‘More clarity on the path of disinflation could push this decision at least to June 2024, if not later’
Slowing inflation, a smaller fiscal deficit and an imminent turn in the US Federal Reserve’s policy rates, will create the ground for the Monetary Policy Committee (MPC) to start cutting rates, according to a report by Crisil Market Intelligence & Analytics (MI&A).
However, Crisil’s MI&A economic research team believes more clarity on the path of disinflation could push this decision at least to June 2024, if not later.
“While CPI inflation has remained in the Reserve Bank of India’s (RBI) tolerance band of 2-6 per cent since August, it is still shy of the 4 per cent target and that keeps the MPC on watch,” opined the team lead by Dharmakirti Joshi, Chief Economist, Crisil.
Inflation based on the Consumer Price Index (CPI) eased to a three-month low of 5.1 per cent in January from 5.7 per cent in December, largely driven by lower food prices. However, a further drop in core inflation to 3.5 per cent – a 50-month low – stole the limelight.
Crisil’s econimists noted that the steep and broad-based disinflation in core inflation is both comforting and intriguing. Inflation in clothing and footwear is at 38-month low, housing at 35-month low, household goods and services at 33-month low, health at 41-month low, recreation and entertainment at an all-time low, and personal care and effects at 23-month low.
The economists observed that though low input costs have contributed, the role of softer demand in keeping core inflation benign cannot be ruled out.
“We expect CPI inflation to average 4.5 per cent in fiscal 2025 versus an estimated 5.5 per cent this fiscal. Cooling domestic demand, assumption of a normal monsoon, along with a high base for food inflation, should help moderate inflation next fiscal.
“A non-inflationary Budget that focusses on asset-creation rather than direct cash support also bodes well for core inflation,” said the report.

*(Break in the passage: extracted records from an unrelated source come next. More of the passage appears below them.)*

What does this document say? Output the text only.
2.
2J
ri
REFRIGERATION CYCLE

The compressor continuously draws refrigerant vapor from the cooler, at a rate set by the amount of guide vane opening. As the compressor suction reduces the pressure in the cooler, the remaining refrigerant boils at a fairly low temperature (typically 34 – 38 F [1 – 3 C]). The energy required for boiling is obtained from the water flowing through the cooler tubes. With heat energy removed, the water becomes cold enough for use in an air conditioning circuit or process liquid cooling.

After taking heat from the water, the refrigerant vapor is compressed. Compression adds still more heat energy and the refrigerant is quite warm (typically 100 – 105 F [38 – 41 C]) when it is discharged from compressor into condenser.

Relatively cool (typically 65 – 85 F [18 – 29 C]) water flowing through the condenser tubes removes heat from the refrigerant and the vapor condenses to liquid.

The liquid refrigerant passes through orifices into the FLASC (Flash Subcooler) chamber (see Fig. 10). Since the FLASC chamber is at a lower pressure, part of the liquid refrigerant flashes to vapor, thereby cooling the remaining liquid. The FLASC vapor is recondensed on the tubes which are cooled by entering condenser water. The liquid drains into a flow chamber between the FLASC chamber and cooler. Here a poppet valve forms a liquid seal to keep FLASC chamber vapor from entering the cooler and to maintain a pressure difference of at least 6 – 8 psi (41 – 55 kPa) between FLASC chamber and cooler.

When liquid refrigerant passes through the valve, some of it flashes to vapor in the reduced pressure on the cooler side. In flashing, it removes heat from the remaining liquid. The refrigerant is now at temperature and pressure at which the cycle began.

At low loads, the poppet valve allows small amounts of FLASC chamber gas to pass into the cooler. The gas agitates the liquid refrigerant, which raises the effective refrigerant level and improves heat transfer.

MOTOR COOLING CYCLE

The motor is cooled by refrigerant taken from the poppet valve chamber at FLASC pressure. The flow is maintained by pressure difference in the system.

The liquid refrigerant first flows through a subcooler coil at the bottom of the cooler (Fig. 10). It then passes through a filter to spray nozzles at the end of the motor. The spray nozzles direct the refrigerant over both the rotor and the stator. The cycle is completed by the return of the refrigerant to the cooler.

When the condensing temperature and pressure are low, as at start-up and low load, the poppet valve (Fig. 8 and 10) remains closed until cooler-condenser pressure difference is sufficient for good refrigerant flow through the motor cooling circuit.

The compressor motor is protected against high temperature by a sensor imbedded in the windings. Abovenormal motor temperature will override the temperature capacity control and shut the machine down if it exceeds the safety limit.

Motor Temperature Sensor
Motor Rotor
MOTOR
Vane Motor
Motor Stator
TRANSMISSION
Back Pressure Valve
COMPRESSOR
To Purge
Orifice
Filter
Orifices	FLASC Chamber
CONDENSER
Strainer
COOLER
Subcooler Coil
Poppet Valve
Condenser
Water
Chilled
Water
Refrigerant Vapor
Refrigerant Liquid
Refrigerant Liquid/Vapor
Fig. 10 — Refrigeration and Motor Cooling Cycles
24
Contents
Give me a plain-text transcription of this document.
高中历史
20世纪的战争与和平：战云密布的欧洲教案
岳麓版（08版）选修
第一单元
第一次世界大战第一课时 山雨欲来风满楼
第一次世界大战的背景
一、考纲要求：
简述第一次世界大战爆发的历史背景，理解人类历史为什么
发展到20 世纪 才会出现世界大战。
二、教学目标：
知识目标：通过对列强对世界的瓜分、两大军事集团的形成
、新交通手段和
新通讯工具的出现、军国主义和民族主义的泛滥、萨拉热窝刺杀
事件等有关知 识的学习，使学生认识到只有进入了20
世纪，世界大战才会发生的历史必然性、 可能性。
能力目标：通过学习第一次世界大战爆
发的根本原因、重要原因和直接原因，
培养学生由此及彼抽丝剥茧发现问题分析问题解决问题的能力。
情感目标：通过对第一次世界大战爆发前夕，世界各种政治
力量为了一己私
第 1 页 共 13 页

However, an unusual weather event, if at all, could reverse the easing. Similarly, recent developments in the Red Sea and a fading low base effect for commodity prices could put some upside pressure on core inflation and would need monitoring.
Domestic demand
Crisil’s economists assessed that domestic demand may moderate next year, driven by delayed impact of the RBI’s rate hikes and regulatory measures to clamp down credit growth.
Investment – the primary driver of growth this fiscal – may see lower support from the Central government’s capital expenditure (capex) next year as envisaged in the interim Budget, they added.
“Exports face renewed risks from global trade disruptions, emanating from continuing unrest in the Middle East. “Global demand, too, is expected to slow as the US growth slows, with progressing transmission of past rate hikes by the Federal Reserve,” per the report.
The economists expect slowing growth in manufacturing and services to lead to gross domestic product (GDP) growth of 6.4 per cent, on average, next fiscal compared with current print of 7.3 per cent.